Throughout the spring term, 11 faculty members and four alumni from the department presented to the class on topics from across the breadth of the field. Students learned about a wide range of research topics, including the development of smart windows, sustainable new fuels produced with synthetic biology, the use of bacteria in environmental remediation, and studies of mammalian tissue structures that shed light on the workings of cancer. They heard from recent graduates who have gone on to careers in energy, pharmaceutical research, medical school and consulting.

In addition to guests and tours, students learned to solve a sampling of engineering problems from each of the major pillars of the discipline. While introducing the students to the complexity of thermodynamics, fluid mechanics, heat and mass transfer, and reactor engineering and design, the course mainly avoided those phenomena's thorniest numerical thickets. Students who concentrate in CBE acquire those skills in time, according to Link. This preview course was only meant to whet their appetite.

"The goal was to provide an on ramp, something accessible to all students who have had chemistry and calculus," Link said. "So I made it concept-driven without getting too bogged down in the math."

He taught the course using an active-learning model, known as the flipped classroom, where a majority of class time is used solving problems in small groups with instructor support. He also shifted the onus of defining what problems need solving onto the students.

"Like professional engineers, his students [grappled] with open-ended, complex problems in teams. As the literature on teaching and learning suggests, active learning – opportunities for students to read, reason, write, and reflect within an academic field – results in deeper, more durable learning," said Katherine Stanton, senior associate director of the McGraw Center.

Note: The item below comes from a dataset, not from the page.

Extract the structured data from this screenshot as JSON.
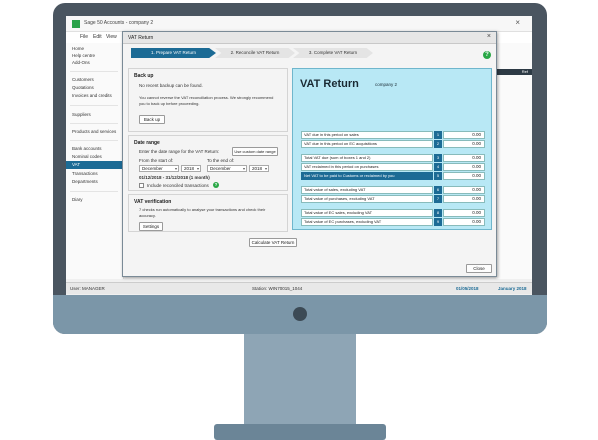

She pointed to Link's ability to connect the various concepts of the discipline, ground them in their societal relevance, and give students the chance to reinforce those connections through their own research and interest in the problems.

For Selena Chiu, standing at the threshold of her own career and watching through the glass at the industrial practice of saving lives, that interest crystallized. This course was more than a preview, it was a starting point.